NAIROBI
A mission to assess the training needs and the effects of Burundi’s civil war on the lives of Burundi refugee women living in camps in western Tanzania observed that war has had a significant and destabilising effect on gender roles and relations between the country’s men and women. The refugees were found to be virtually under the “complete control” of various development and humanitarian relief agencies, the team said in its preliminary report. “The women in the camps are confronted with three conflicts. The conflict and war from Burundi which made them refugees, conflicts within the camp and conflict with the host community for use of meagre natural resources,” the team said. Their lives are characterised by fear and trauma with a number of cases of hypertension and miscarriages which medical attendants have attributed to the nature of conflict. Rape, sexual harassment, prostitution, promiscuity and domestic violence were other vices rife in the camps.

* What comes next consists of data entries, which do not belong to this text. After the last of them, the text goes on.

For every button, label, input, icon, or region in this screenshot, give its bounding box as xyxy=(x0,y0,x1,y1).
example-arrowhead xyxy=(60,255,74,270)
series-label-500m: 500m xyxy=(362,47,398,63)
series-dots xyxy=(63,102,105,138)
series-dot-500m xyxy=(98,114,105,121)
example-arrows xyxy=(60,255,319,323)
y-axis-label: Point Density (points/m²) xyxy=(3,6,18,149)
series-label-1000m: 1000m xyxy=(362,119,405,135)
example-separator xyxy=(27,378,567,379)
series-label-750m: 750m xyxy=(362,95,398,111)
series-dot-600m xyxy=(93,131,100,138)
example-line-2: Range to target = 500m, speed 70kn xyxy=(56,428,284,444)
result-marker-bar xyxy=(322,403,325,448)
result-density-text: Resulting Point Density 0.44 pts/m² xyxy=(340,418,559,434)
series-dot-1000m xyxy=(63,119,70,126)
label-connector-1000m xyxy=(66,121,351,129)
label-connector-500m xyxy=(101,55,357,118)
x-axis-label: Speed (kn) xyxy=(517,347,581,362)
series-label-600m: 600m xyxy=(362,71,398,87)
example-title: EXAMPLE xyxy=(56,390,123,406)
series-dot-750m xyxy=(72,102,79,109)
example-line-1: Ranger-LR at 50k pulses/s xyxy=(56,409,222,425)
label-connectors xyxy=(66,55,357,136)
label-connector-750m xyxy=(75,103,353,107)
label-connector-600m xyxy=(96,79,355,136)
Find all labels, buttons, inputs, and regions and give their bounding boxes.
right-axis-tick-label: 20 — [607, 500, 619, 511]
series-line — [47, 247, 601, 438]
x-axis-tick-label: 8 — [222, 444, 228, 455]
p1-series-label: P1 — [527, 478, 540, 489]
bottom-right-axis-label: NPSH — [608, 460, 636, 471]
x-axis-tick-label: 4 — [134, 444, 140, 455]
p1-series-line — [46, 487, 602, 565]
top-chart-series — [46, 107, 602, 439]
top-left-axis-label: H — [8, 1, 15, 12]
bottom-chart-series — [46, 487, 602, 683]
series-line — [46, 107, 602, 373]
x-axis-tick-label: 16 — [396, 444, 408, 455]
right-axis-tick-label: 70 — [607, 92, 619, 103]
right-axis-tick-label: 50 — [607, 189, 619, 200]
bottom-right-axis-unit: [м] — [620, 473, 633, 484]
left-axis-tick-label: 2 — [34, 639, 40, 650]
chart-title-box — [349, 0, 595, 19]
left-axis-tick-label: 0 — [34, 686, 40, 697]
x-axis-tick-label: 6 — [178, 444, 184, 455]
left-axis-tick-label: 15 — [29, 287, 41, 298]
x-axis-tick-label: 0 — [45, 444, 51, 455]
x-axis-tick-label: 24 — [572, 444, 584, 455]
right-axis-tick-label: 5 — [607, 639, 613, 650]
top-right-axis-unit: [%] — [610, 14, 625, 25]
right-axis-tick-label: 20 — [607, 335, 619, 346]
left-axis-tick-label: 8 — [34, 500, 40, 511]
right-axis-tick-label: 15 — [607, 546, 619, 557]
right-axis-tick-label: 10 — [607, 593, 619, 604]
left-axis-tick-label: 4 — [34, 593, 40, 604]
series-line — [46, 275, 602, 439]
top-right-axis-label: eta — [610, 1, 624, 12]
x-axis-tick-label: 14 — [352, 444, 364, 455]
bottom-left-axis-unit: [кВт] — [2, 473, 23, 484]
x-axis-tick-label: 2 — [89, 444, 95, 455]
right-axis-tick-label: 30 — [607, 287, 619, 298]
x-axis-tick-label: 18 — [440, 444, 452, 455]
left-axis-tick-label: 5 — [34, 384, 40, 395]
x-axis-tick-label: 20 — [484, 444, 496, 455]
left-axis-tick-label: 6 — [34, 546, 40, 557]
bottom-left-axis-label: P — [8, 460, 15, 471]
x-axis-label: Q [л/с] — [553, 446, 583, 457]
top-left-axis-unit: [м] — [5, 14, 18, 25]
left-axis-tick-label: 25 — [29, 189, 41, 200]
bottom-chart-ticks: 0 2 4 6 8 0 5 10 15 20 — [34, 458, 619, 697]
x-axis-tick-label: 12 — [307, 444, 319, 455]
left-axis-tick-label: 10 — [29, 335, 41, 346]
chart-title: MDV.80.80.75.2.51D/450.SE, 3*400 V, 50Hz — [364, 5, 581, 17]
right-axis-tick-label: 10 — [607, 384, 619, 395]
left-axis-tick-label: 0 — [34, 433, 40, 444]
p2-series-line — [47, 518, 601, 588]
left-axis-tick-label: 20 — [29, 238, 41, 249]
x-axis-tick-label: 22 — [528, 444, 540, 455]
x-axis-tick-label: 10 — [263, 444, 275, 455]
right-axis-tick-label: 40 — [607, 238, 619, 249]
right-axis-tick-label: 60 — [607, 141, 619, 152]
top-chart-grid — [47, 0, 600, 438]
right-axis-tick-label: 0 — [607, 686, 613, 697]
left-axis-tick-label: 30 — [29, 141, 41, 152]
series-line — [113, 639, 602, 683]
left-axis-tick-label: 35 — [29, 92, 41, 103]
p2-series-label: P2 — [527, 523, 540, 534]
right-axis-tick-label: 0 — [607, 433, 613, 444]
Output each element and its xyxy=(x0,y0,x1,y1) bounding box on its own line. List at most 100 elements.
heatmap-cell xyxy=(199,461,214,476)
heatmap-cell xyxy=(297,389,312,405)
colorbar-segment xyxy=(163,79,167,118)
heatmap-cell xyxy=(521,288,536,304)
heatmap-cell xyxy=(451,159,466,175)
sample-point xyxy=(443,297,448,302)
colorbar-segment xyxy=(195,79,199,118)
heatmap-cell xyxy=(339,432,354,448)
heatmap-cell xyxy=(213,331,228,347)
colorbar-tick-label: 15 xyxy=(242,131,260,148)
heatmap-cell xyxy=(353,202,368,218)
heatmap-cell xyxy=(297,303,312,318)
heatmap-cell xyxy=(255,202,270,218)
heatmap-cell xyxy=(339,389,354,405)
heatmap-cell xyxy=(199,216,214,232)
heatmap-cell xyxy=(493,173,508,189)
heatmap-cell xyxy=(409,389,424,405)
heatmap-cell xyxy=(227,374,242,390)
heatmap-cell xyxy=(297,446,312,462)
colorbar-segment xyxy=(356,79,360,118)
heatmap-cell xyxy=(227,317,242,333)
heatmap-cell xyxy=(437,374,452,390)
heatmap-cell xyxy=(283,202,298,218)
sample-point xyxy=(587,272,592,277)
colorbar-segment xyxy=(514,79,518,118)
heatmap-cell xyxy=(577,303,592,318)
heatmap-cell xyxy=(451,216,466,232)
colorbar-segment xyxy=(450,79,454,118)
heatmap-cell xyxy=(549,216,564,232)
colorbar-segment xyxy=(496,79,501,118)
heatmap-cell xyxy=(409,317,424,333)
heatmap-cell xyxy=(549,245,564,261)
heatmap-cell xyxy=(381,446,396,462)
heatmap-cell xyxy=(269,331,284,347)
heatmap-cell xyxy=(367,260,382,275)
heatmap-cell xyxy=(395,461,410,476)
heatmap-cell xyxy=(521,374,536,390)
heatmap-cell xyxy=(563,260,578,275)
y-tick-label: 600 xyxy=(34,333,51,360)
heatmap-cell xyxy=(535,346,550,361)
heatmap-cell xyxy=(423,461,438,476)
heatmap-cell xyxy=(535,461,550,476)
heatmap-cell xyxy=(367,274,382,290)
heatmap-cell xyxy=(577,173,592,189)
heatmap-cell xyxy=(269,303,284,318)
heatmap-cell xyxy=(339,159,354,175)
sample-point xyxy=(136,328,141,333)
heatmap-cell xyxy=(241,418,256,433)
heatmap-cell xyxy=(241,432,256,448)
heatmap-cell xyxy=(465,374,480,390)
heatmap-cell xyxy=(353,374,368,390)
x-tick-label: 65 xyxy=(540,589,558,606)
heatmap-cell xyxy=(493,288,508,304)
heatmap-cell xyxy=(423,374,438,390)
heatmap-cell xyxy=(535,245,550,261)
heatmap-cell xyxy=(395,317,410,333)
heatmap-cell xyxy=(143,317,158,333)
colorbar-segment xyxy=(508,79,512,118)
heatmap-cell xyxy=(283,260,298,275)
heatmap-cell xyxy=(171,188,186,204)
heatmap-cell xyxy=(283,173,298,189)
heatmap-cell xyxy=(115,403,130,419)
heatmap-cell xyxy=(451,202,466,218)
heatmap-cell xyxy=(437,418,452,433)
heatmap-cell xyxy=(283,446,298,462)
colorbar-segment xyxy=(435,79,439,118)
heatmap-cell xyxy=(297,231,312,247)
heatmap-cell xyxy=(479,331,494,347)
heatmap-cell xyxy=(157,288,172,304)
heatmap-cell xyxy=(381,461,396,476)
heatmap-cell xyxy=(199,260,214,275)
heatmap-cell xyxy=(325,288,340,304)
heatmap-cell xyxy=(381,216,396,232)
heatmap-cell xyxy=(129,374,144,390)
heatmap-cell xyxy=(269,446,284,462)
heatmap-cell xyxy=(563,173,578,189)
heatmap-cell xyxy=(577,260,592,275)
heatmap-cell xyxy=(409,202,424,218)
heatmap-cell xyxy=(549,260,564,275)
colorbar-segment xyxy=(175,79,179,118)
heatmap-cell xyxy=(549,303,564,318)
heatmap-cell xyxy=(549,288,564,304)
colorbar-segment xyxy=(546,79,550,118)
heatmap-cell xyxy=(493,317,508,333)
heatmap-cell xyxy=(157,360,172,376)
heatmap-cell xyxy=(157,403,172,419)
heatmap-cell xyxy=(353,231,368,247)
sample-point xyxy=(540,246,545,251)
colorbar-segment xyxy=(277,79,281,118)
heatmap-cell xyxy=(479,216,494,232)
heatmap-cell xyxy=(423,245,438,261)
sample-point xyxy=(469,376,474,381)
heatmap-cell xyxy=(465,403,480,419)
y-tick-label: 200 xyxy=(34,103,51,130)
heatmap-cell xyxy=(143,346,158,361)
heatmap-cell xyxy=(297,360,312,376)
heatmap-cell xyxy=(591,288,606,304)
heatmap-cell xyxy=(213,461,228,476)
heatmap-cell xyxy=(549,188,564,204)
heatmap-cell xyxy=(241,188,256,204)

Although the men in the camps were portrayed as lazy, idle, drunkards, abusers, criminals and polygamous, the assessment team noted that the war has had a socio-psychological effect on both genders. It has had emotional effects and led to changing gender relations where the men especially, feel that the “women don’t need us anymore”. The war has interfered with indigenous knowledge systems whereby men have had to solve their problems in a different way to the traditional method. The critical areas of need identified were fuel, food, security in relation to gender based violence, education and training, poverty, peace and settlement of disputes. The assessment was carried as part of UNIFEM’s efforts in the mainstreaming of gender awareness.